Couple milk their way to successMinnesota farmers to use robotic method with cows.
By: Mikkel Pates, Forum Communications Co.
CHANDLER, Minn. — It’s been called Middleroad Acres since the 1930s.
That’s because the farmstead is bisected by a township road. But Bill and Merri Post, who run the 120-cow milking operation, also will be in the high-tech fast lane before Christmas, with the help of milking robots. The Posts are among dozens of farms in the region to use the systems, compared with none five years ago.
It’s a big step for Bill, 44, who has been milking since he was 10 years old in stanchion barns. The couple lives on property that has been in Bill’s family since the 1930s. His older brother, Ben, farms a mile and a half away and also dairies. The Posts have been thinking about robotic dairying for about eight years.
For a couple in their 40s, it was a question of whether to expand or get out of dairy. Milking in the stanchion — kneeling and bending — had been increasingly hard on Bill’s body. “We knew we needed to do something different,” he says. “We needed to do something that helped our cows. This fit.”
“We thought, do we go into beef? What do we do?” Merri says. Beef would be a problem because they wouldn’t have sufficient pasture.
Bill and Ben farm about 1,200 acres, with corn, soybean and alfalfa in rotation. Most of it is owned within the family.
“I asked my husband, ‘Walk with me through the day that we would sell our dairy cows.’ And we realized that wasn’t an option for us,” Merri says.
The Posts were sold on robotics when Gorter’s Clay and Dairy Equipment in Pipestone, Minn., the local Lely Inc. equipment distributor, took them to Canada to look at a robotic dairy in 2007.
“I thought everybody should have two,” Bill says, smiling. “The way the cows worked with the robots.
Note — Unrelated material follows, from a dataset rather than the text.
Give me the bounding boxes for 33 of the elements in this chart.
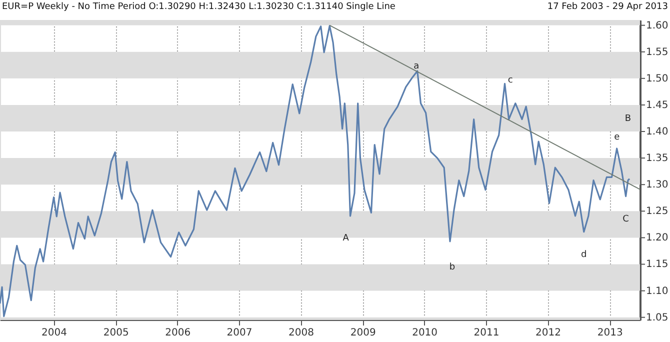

The cows were very mild-mannered. They went to get milked when they wanted to go. Nobody was chasing them around.”
Merri, who grew up five miles away on a dairy farm in Edgerton, Minn., agreed. She is a licensed practical nurse who in 2002 took an off-farm job as a coordinator with the Southwest Minnesota Dairy Profit Group, part of a nonprofit grant program through the Minnesota Department of Agriculture.
Bill likes working with one herdsman and has had the same one for more than 10 years. If he had many more cows, he’d be managing people, and not the cows, he says.
“It’s just going to help us manage light years even better,” Merri says.
The machines do a number of things that ordinary equipment and employees don’t. For example, they check electrical conductivity of the milk so the dairyman catches the onset of mastitis disease more quickly. The cow is weighed every time she milks. Rumination collars monitor how much the cow chews her cud to watch for sickness. The collars also monitor how much the cow moves around, which indicates whether she is in heat.
“I assume the routine is going to change dramatically,” Bill says of the transition. “Right now, we spend five hours a day milking — 6 a.m. and 5 p.m. With the robot, we’ll still be in the barn, still feeding, but we won’t have the milking chores. The milking will take place all day long, except for a half hour a day when we’re shut down for cleaning, and analyzing data coming from the robots.”
If Bill has to be gone for a day, milking becomes a chore that Merri can handle.
The Posts have the robotic dairy set up so expansion can be done more easily if their children want to come home to join the business. “If they don’t, it’s something Bill and I can handle. It’s something that was really important to us.”
Sarah is 17, and Jacob is 15. Both are involved in 4-H and have cattle and horse projects. Both love the farm, but will pursue college and an off-farm job before coming home. Each of them actually owns a cow in the barn, so they learn the business and have a vested interest.
“They get paid for milk off that cow and for any calves — bulls or heifers out of that production,” Merri says. “Their breeding decisions matter.”
“I don’t want the kids to come home because we have robots,” Bill says. “I want them to come home if they want to dairy. There’s times when milk prices are tough and you have to enjoy things other than the income. Sometimes you get up in the morning and see a newborn calf. That might be the best part of your day.”